Teaching literacy across the curriculum
Children begin their education by learning how to read. As they get older, they read to learn.
By the time they are in the sixth grade, the average child has a receptive vocabulary of 50,000 words. They’ve read millions of words in fiction, online, and in textbooks.
Because literacy is essential for success in any subject, students need additional literacy instruction and support from all of their teachers, not just their Language Arts or reading teachers.
Who bears the responsibility for teaching reading?
“But I’m not a reading teacher!” the science and math teachers say. “That’s for the Language Arts teacher!”
Author Richard Vaca disagrees.
Every teacher must teach reading skills. Vaca has identified the need for teaching literacy across the curriculum as an “every century skill” rather than one essential only for modern times.
Literacy is a communication skill. Every teacher teaches content. They also have a responsibility to make sure their students understand that content. Students must learn to analyze evidence and evaluate claims. They must make inferences and generate hypotheses. They develop comprehension skills by speaking, listening, reading, and writing about the content in classes outside the reading classroom.
Teach literacy skills in every content area
It’s possible to teach literacy skills in any subject, including PE. Literacy is about speaking, listening, reading, and writing.
Think about the ways in which you can get your students talking about and listening to the content you teach. Include reading assignments, and ask questions about the reading afterward. By requiring writing, you are asking your students to think more deeply about they are learning.
Teach your students the academic vocabulary required for understanding math. By learning math-related vocabulary, students develop the skills needed for academic success in math. Ask your students to use the words in their math-related conversations and in their writing.

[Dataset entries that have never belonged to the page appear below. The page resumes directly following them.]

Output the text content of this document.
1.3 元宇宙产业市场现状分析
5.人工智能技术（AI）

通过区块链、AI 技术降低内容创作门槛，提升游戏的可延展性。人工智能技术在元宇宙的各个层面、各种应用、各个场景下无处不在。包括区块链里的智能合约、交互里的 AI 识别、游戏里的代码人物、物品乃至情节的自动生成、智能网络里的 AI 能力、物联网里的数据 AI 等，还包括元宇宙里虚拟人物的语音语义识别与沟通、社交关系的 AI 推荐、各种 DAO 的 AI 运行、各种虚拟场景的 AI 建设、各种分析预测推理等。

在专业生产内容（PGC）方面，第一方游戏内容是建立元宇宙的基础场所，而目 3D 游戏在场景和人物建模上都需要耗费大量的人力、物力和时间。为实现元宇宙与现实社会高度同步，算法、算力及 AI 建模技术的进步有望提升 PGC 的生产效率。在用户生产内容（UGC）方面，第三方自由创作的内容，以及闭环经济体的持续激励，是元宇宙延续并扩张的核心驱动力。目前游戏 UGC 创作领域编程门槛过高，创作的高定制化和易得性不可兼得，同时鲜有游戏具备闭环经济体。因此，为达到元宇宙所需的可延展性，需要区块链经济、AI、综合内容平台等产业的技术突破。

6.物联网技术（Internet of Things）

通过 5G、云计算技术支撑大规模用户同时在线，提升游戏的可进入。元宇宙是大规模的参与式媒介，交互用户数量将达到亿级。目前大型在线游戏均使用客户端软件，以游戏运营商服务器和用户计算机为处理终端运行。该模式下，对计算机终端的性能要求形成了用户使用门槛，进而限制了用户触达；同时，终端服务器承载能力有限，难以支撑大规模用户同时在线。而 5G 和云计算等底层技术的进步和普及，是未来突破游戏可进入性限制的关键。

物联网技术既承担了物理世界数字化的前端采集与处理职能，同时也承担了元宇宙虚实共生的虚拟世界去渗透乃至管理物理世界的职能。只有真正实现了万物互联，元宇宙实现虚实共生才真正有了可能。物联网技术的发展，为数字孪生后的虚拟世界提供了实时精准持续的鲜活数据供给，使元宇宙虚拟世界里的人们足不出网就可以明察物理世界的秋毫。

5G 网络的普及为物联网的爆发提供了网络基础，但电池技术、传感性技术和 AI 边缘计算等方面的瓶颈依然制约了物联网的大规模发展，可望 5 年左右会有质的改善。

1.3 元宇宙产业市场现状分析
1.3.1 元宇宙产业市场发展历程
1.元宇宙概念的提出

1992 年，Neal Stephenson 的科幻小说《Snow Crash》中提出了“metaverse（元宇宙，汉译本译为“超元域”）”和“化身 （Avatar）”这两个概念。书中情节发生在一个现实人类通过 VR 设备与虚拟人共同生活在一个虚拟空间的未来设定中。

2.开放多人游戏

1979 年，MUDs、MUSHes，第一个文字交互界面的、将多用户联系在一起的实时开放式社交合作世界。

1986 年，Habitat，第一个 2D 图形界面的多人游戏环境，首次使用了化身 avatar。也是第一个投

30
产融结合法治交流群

Writing is a way of communicating knowledge. When your students can explain in writing how they solve math problems, they have a better understanding of what you are teaching.

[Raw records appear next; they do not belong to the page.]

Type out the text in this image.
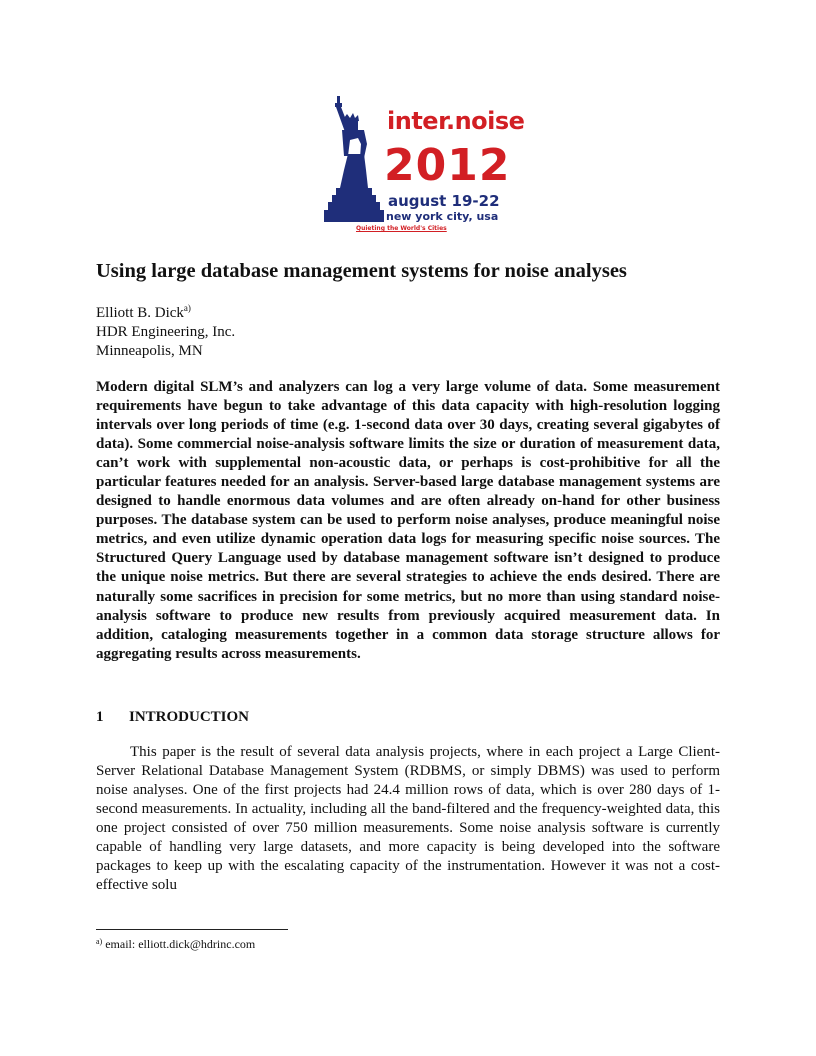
inter.noise
2012
august 19-22
new york city, usa
Quieting the World's Cities
Using large database management systems for noise analyses
Elliott B. Dick$^{a)}$
HDR Engineering, Inc.
Minneapolis, MN

Modern digital SLM’s and analyzers can log a very large volume of data. Some measurement requirements have begun to take advantage of this data capacity with high-resolution logging intervals over long periods of time (e.g. 1-second data over 30 days, creating several gigabytes of data). Some commercial noise-analysis software limits the size or duration of measurement data, can’t work with supplemental non-acoustic data, or perhaps is cost-prohibitive for all the particular features needed for an analysis. Server-based large database management systems are designed to handle enormous data volumes and are often already on-hand for other business purposes. The database system can be used to perform noise analyses, produce meaningful noise metrics, and even utilize dynamic operation data logs for measuring specific noise sources. The Structured Query Language used by database management software isn’t designed to produce the unique noise metrics. But there are several strategies to achieve the ends desired. There are naturally some sacrifices in precision for some metrics, but no more than using standard noise-analysis software to produce new results from previously acquired measurement data. In addition, cataloging measurements together in a common data storage structure allows for aggregating results across measurements.

1 INTRODUCTION

This paper is the result of several data analysis projects, where in each project a Large Client-Server Relational Database Management System (RDBMS, or simply DBMS) was used to perform noise analyses. One of the first projects had 24.4 million rows of data, which is over 280 days of 1-second measurements. In actuality, including all the band-filtered and the frequency-weighted data, this one project consisted of over 750 million measurements. Some noise analysis software is currently capable of handling very large datasets, and more capacity is being developed into the software packages to keep up with the escalating capacity of the instrumentation. However it was not a cost-effective solu

$^{a)}$ email: elliott.dick@hdrinc.com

Science has more content-specific vocabulary than any other subject. Your students will learn the content better if they understand the vocabulary. When direct-teaching vocabulary, create word walls containing the words and their pictures. Group the vocabulary words by concept when possible.
Require your students to write up lab reports using correct grammar and accurate spelling.

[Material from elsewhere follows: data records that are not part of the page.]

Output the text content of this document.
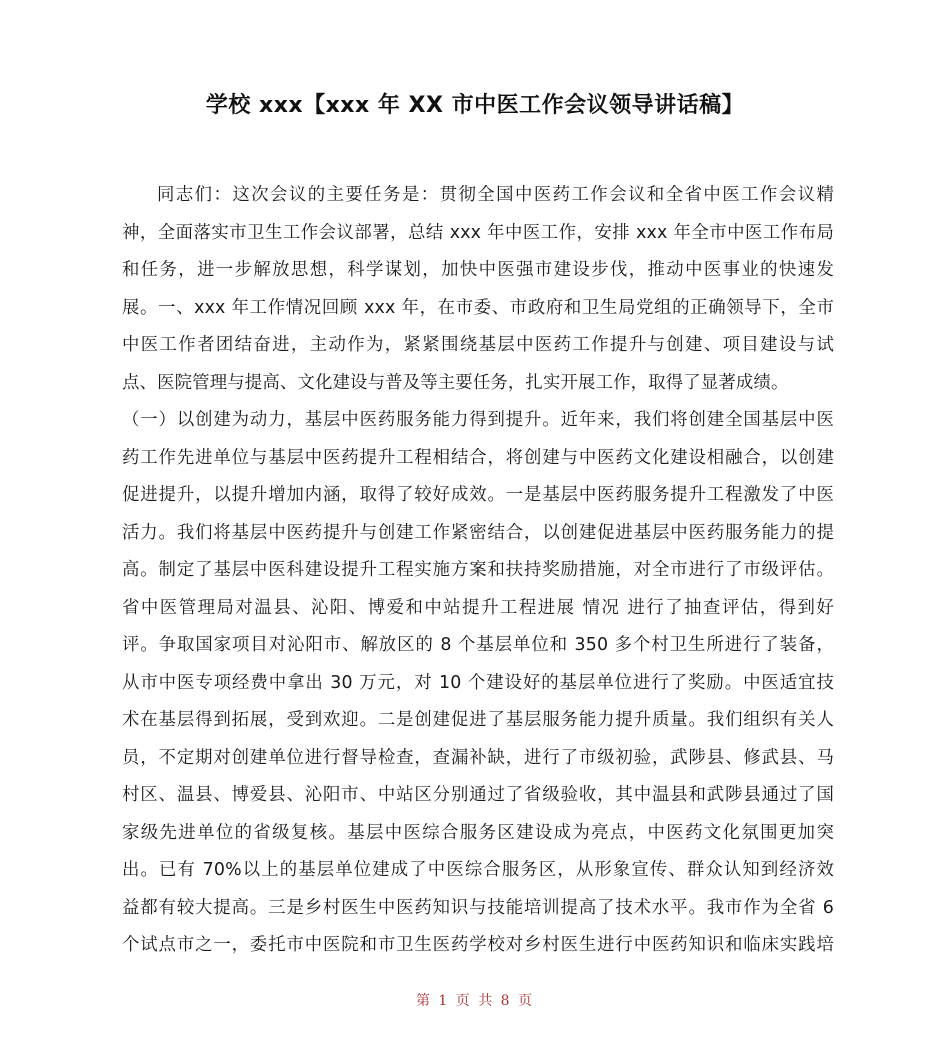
学校 xxx【xxx 年 XX 市中医工作会议领导讲话稿】
同志们：这次会议的主要任务是：贯彻全国中医药工作会议和全省中医工作会议精
神，全面落实市卫生工作会议部署，总结 xxx 年中医工作，安排 xxx 年全市中医工作布局
和任务，进一步解放思想，科学谋划，加快中医强市建设步伐，推动中医事业的快速发
展。一、xxx 年工作情况回顾 xxx 年，在市委、市政府和卫生局党组的正确领导下，全市
中医工作者团结奋进，主动作为，紧紧围绕基层中医药工作提升与创建、项目建设与试
点、医院管理与提高、文化建设与普及等主要任务，扎实开展工作，取得了显著成绩。
（一）以创建为动力，基层中医药服务能力得到提升。近年来，我们将创建全国基层中医
药工作先进单位与基层中医药提升工程相结合，将创建与中医药文化建设相融合，以创建
促进提升，以提升增加内涵，取得了较好成效。一是基层中医药服务提升工程激发了中医
活力。我们将基层中医药提升与创建工作紧密结合，以创建促进基层中医药服务能力的提
高。制定了基层中医科建设提升工程实施方案和扶持奖励措施，对全市进行了市级评估。
省中医管理局对温县、沁阳、博爱和中站提升工程进展 情况 进行了抽查评估，得到好
评。争取国家项目对沁阳市、解放区的 8 个基层单位和 350 多个村卫生所进行了装备，
从市中医专项经费中拿出 30 万元，对 10 个建设好的基层单位进行了奖励。中医适宜技
术在基层得到拓展，受到欢迎。二是创建促进了基层服务能力提升质量。我们组织有关人
员，不定期对创建单位进行督导检查，查漏补缺，进行了市级初验，武陟县、修武县、马
村区、温县、博爱县、沁阳市、中站区分别通过了省级验收，其中温县和武陟县通过了国
家级先进单位的省级复核。基层中医综合服务区建设成为亮点，中医药文化氛围更加突
出。已有 70%以上的基层单位建成了中医综合服务区，从形象宣传、群众认知到经济效
益都有较大提高。三是乡村医生中医药知识与技能培训提高了技术水平。我市作为全省 6
个试点市之一，委托市中医院和市卫生医药学校对乡村医生进行中医药知识和临床实践培
第 1 页 共 8 页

Conducting research requires reading and writing skills, so social studies is a natural vehicle for teaching summarization, reporting, and comprehension skills.
Ask your students to explain processes by putting them in writing. Processes include the steps to take in making a rim shot in basketball or how to use gouache in painting.
If you’d like more ideas for teaching literacy across the curriculum, ask the English Language Arts teacher on your campus. Explain what you’re teaching and what you’d like your students to get out of the lesson.
The chances are good that you’ll have a strong ally in your corner, ready to help you with more strategies to use for teaching literacy across the curriculum.